Motorcycle Officer Francesco Scorpo of Paterson, End of Watch: April 12, 2020

‘Above and beyond in everything he did’

Paterson Motorcycle Officer Jose Torres sat in a back booth at Libby’s Lunch, a diner in town, crying. He just found out his mother was diagnosed with cancer and didn’t know who to call. Suddenly, epically, fortuitously, Francesco Scorpo popped into Libby’s to grab a sandwich.

Seeing his best friend from the Paterson Traffic Unit and being that type of listener that everybody could always talk to, Frank lent Torres one of his massive shoulders. And then Scorpo took action.

Torres’ mother was living in Florida, and Frank was determined to get him there as soon as possible. He called Torres’ wife and got her to book him a flight to Florida. He drove him home to pack, went to pick up his son, came back to Paterson to get Torres and beelined to Newark-Liberty in time to make the flight.

“He hauled ass all the way,” Torres remembered. “That was him, a class act. He would go above and beyond in everything he did. If there was such a thing as a gentle giant, it was definitely him.”

Scorpo’s larger-than-life presence will continue to watch over the traffic unit, the department, Paterson Local 1 and, of course, his two boys and beloved wife Kristina after he passed on April 12 due to complications from contracting the novel coronavirus. His presence extended so above and beyond that nearly 100 motors officers from across New Jersey formed an illustrious procession at his funeral.

Artim Hani, Scorpo’s partner in the traffic unit, continues to feel his presence with every sip of his morning espresso. They used to hit the coffee shop on McBride Avenue every morning for a hit of espresso and discuss how they could make a difference that day. Hani met Scorpo at the academy five years ago, worked in a beat car with him for two and half years and saw everyday how he wanted to be a person who would always inspire 4-year-old Francesco Jr. and six-month old Santino to honor their father.

“He never had a bad day. He was never in a bad mood,” Hani praised. “He was the first one to jump up for a traffic assignment. He was the first one to pay the check.”

Torres first found out how far Scorpo would go out of his way to help people when his oldest daughter got her driver’s license. In one of her first foray’s on her own in the car, she got stuck in the snow. Torres was stuck on the job, so Scorpo and Hani left their end-of-tour briefing with their sergeant to come to her rescue. They shoveled her out, drove her home and even went back to get her car.

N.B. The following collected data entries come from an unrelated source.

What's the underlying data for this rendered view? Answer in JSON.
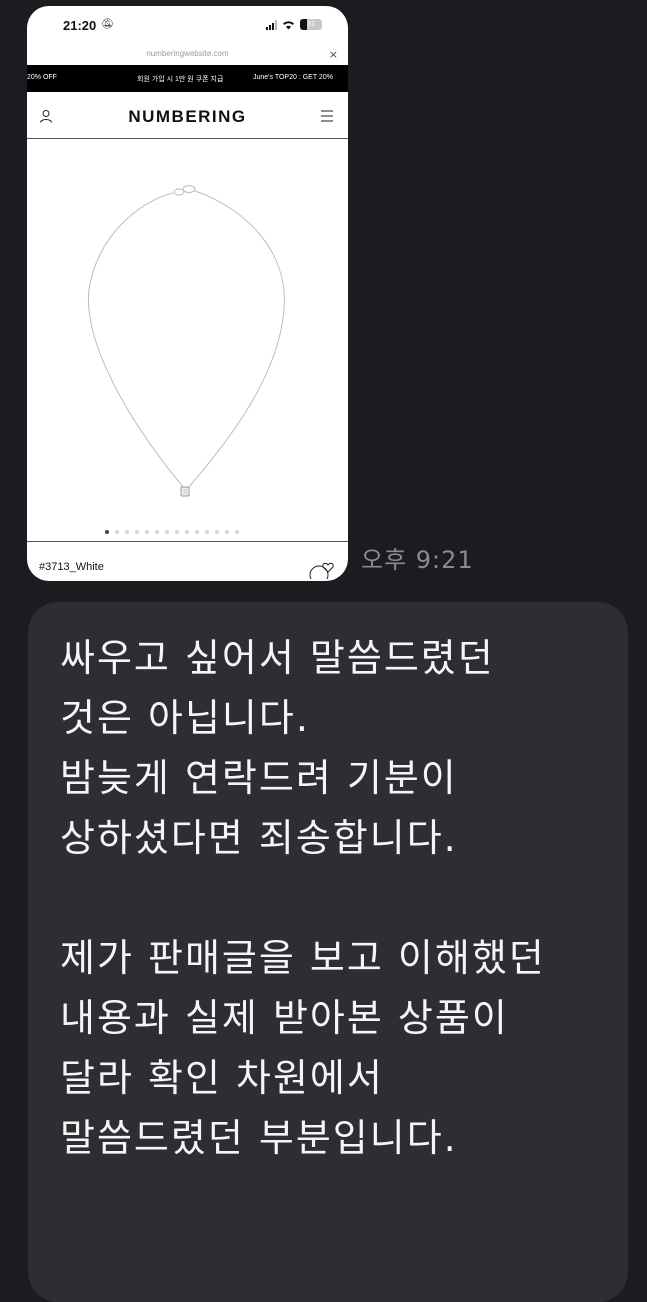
{
  "screenshot": {
    "status_bar": {
      "time": "21:20",
      "battery_level": "31"
    },
    "browser": {
      "url": "numberingwebsite.com",
      "close": "×"
    },
    "promo": [
      "20% OFF",
      "회원 가입 시 1만 원 쿠폰 지급",
      "June's TOP20 : GET 20%"
    ],
    "header": {
      "brand": "NUMBERING"
    },
    "gallery": {
      "slide_count": 14,
      "current_slide": 1
    },
    "product": {
      "name": "#3713_White"
    }
  },
  "message_meta": {
    "time": "오후 9:21"
  },
  "message": {
    "text": "싸우고 싶어서 말씀드렸던\n것은 아닙니다.\n밤늦게 연락드려 기분이\n상하셨다면 죄송합니다.\n\n제가 판매글을 보고 이해했던\n내용과 실제 받아본 상품이\n달라 확인 차원에서\n말씀드렸던 부분입니다."
  },
  "colors": {
    "background": "#1b1c1f",
    "bubble": "#2d2e33",
    "text": "#f5f5f5",
    "time": "#8a8b8e"
  }
}
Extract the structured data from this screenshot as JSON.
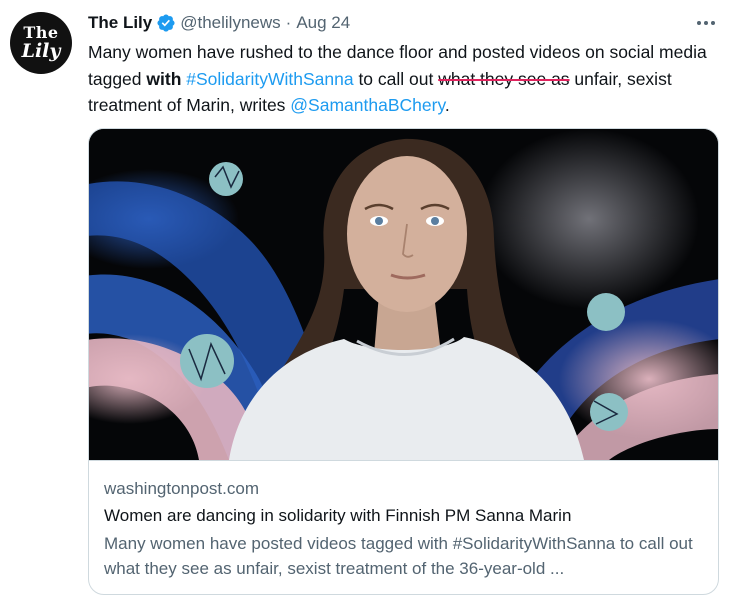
{
  "author": {
    "avatar_line1": "The",
    "avatar_line2": "Lily",
    "name": "The Lily",
    "handle": "@thelilynews",
    "separator": "·",
    "date": "Aug 24"
  },
  "icons": {
    "verified": "verified-badge-icon",
    "more": "more-horizontal-icon"
  },
  "colors": {
    "link": "#1d9bf0",
    "strikethrough": "#e0245e",
    "secondary_text": "#536471"
  },
  "tweet": {
    "text_part1": "Many women have rushed to the dance floor and posted videos on social media tagged ",
    "bold_word": "with",
    "space1": " ",
    "hashtag": "#SolidarityWithSanna",
    "text_part2": " to call out ",
    "struck_text": "what they see as",
    "text_part3": " unfair, sexist treatment of Marin, writes ",
    "mention": "@SamanthaBChery",
    "text_end": "."
  },
  "card": {
    "domain": "washingtonpost.com",
    "title": "Women are dancing in solidarity with Finnish PM Sanna Marin",
    "description": "Many women have posted videos tagged with #SolidarityWithSanna to call out what they see as unfair, sexist treatment of the 36-year-old ..."
  }
}
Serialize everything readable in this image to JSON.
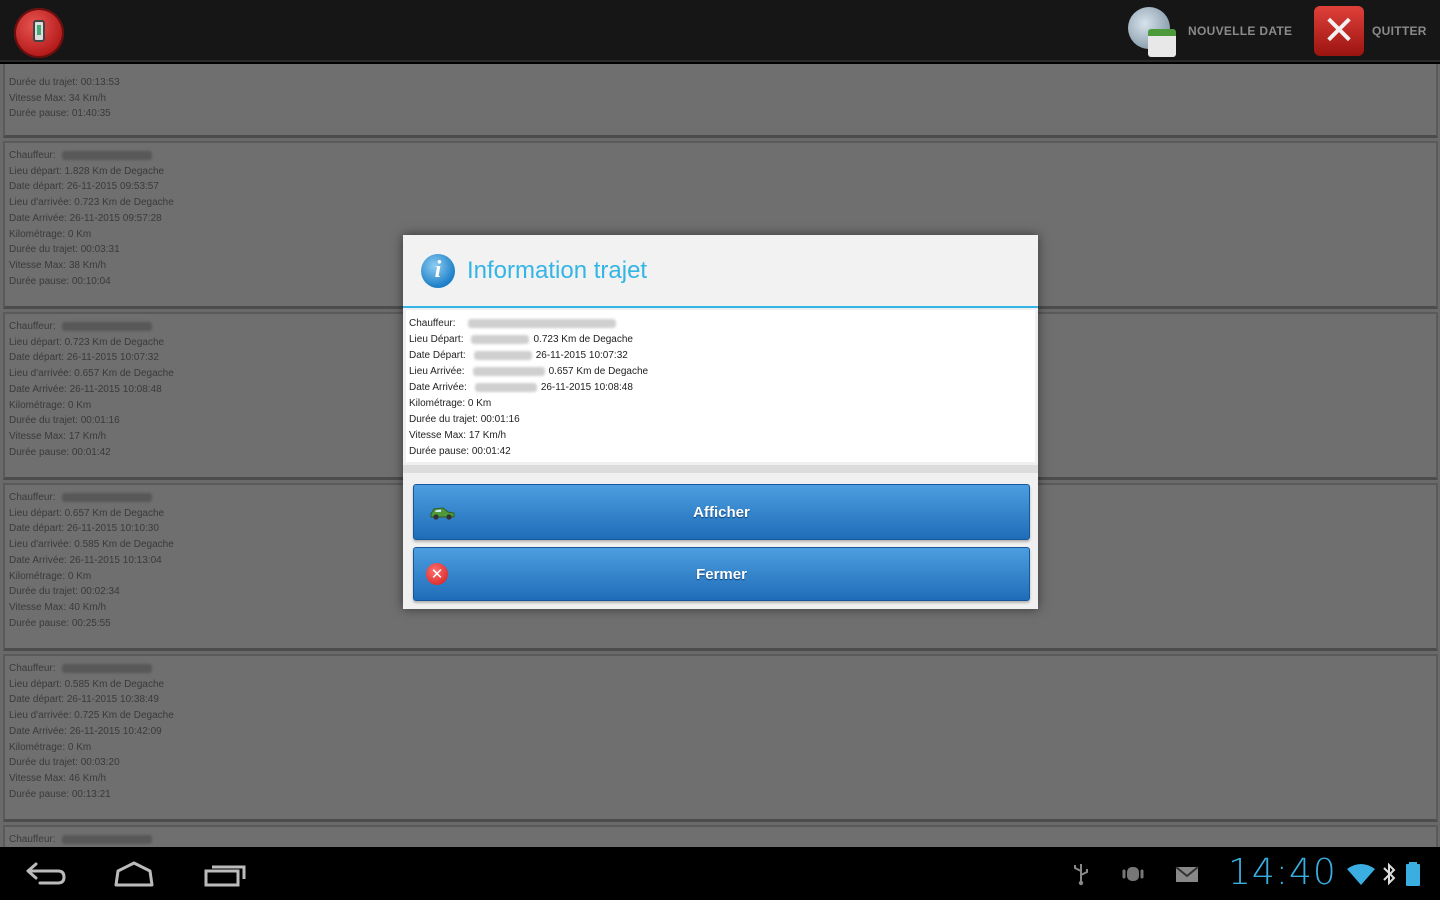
{
  "action_bar": {
    "new_date_label": "NOUVELLE DATE",
    "quit_label": "QUITTER",
    "accent": "#161616"
  },
  "trips": [
    {
      "lines": [
        "Durée du trajet: 00:13:53",
        "Vitesse Max: 34 Km/h",
        "Durée pause: 01:40:35"
      ]
    },
    {
      "lines": [
        "Chauffeur:",
        "Lieu départ: 1.828 Km de Degache",
        "Date départ: 26-11-2015 09:53:57",
        "Lieu d'arrivée: 0.723 Km de Degache",
        "Date Arrivée: 26-11-2015 09:57:28",
        "Kilométrage: 0 Km",
        "Durée du trajet: 00:03:31",
        "Vitesse Max: 38 Km/h",
        "Durée pause: 00:10:04"
      ]
    },
    {
      "lines": [
        "Chauffeur:",
        "Lieu départ: 0.723 Km de Degache",
        "Date départ: 26-11-2015 10:07:32",
        "Lieu d'arrivée: 0.657 Km de Degache",
        "Date Arrivée: 26-11-2015 10:08:48",
        "Kilométrage: 0 Km",
        "Durée du trajet: 00:01:16",
        "Vitesse Max: 17 Km/h",
        "Durée pause: 00:01:42"
      ]
    },
    {
      "lines": [
        "Chauffeur:",
        "Lieu départ: 0.657 Km de Degache",
        "Date départ: 26-11-2015 10:10:30",
        "Lieu d'arrivée: 0.585 Km de Degache",
        "Date Arrivée: 26-11-2015 10:13:04",
        "Kilométrage: 0 Km",
        "Durée du trajet: 00:02:34",
        "Vitesse Max: 40 Km/h",
        "Durée pause: 00:25:55"
      ]
    },
    {
      "lines": [
        "Chauffeur:",
        "Lieu départ: 0.585 Km de Degache",
        "Date départ: 26-11-2015 10:38:49",
        "Lieu d'arrivée: 0.725 Km de Degache",
        "Date Arrivée: 26-11-2015 10:42:09",
        "Kilométrage: 0 Km",
        "Durée du trajet: 00:03:20",
        "Vitesse Max: 46 Km/h",
        "Durée pause: 00:13:21"
      ]
    },
    {
      "lines": [
        "Chauffeur:"
      ]
    }
  ],
  "dialog": {
    "title": "Information trajet",
    "title_color": "#33b5e5",
    "info": {
      "driver": "Chauffeur:",
      "start_place_label": "Lieu Départ:",
      "start_place_value": "0.723 Km de Degache",
      "start_date_label": "Date Départ:",
      "start_date_value": "26-11-2015 10:07:32",
      "end_place_label": "Lieu Arrivée:",
      "end_place_value": "0.657 Km de Degache",
      "end_date_label": "Date Arrivée:",
      "end_date_value": "26-11-2015 10:08:48",
      "mileage": "Kilométrage: 0 Km",
      "duration": "Durée du trajet: 00:01:16",
      "max_speed": "Vitesse Max: 17 Km/h",
      "pause": "Durée pause: 00:01:42"
    },
    "show_button": "Afficher",
    "close_button": "Fermer",
    "button_color": "#2a7fcc"
  },
  "system_bar": {
    "clock": "14:40",
    "clock_color": "#3aaee0"
  }
}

“He was just so meticulous about his stuff that he was Mr. Clean,” Torres added. “But he would lend you anything and tell you to keep it.”

Scorpo was so bent on giving the shirt off his back that he probably ran out of shirts a long time ago. That’s probably what compelled him to repeated responses like when he and Hani had to take over kitchen duties when they came on the traffic unit because they were low men on the totem pole. That included washing the dishes, throwing out the garbage and cooking meals.

“He went out a bought a meat slicer because he believed every good Italian kitchen should have one,” Torres shared. “He loved the department and he loved to put on his uniform. Even though I only knew him for a short time, he was the kindest person I ever met. He was a complete gentleman. There’s no other way to describe Frank.”